Lawan, while welcoming his colleagues from a six-week break, he urged Nigerians not to use the social media as a means of dividing the country along ethnic lines.
“Insurgency, banditry, kidnapping and militancy remain serious threats to a secured and safe Nigeria. We will continue to work with the Executive arm of government to mitigate and end these challenges. The very recent emergence of inter-ethnic and inter – tribal conflicts in some parts of our country is worrisome. The senate calls for calm. The situation also calls for leadership at all levels of government.
“Leaders must unite to fight and defeat criminality in the country. Leaders must also unite to fight any divisive and centrifugal sentiments, and tendencies. Political leaders are problem solvers. As parliamentarians we should search for possible legislations to address the issues that tend to create tensions amongst our people. We are going to consult and partner with all arms and tiers of governments, in our quest to finding lasting solutions to these ugly developments. Let me take the opportunity to appeal to citizens to always use the social media for enhancing unity and brotherhood amongst Nigerians. Surely, the social media platforms can play very positive roles of engendering understanding amongst our diverse people,” he said.
He also cautioned against misappropriation of funds earmarked for the management of COVID-19 pandemic.
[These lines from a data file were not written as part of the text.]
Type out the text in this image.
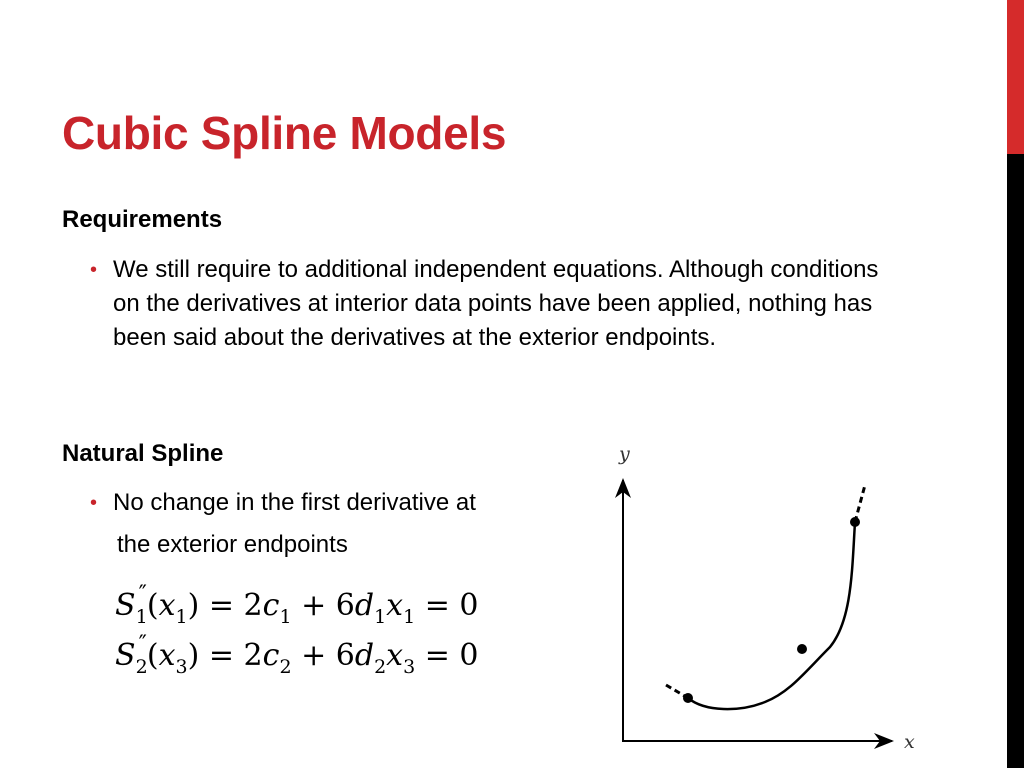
Cubic Spline Models
Requirements
• We still require to additional independent equations. Although conditions on the derivatives at interior data points have been applied, nothing has been said about the derivatives at the exterior endpoints.
Natural Spline
• No change in the first derivative at
the exterior endpoints
$S_1''(x_1) = 2c_1 + 6d_1x_1 = 0$
$S_2''(x_3) = 2c_2 + 6d_2x_3 = 0$
y
x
He said: “Our country like many others is experiencing the second wave of the COVID-19 pandemic. We therefore need to continue to treat the situation as a national emergency. The National Assembly made special provisions in the 2020 budget, which runs up to March 31, and the 2021 budget as well. We need to ensure that the funds are properly utilised for the prevention and management of the pandemic.
“It is equally important for the Senate to engage with executive arm of government on the selection, procurement, distribution and administration of the COVID-19 vaccines. We must ensure that the selections of the vaccine for our people follows the appropriate and due scientific process, with National Agency for Food and Drug Administration and Control (NAFDAC) giving approval only after exhaustive tests before the final selection and approval. We must ensure that the Ministries, Departments and Agencies (MDAs) responsible for this exercise develop verifiable processes and timelines on how Nigerians would be Vaccinated,” he said.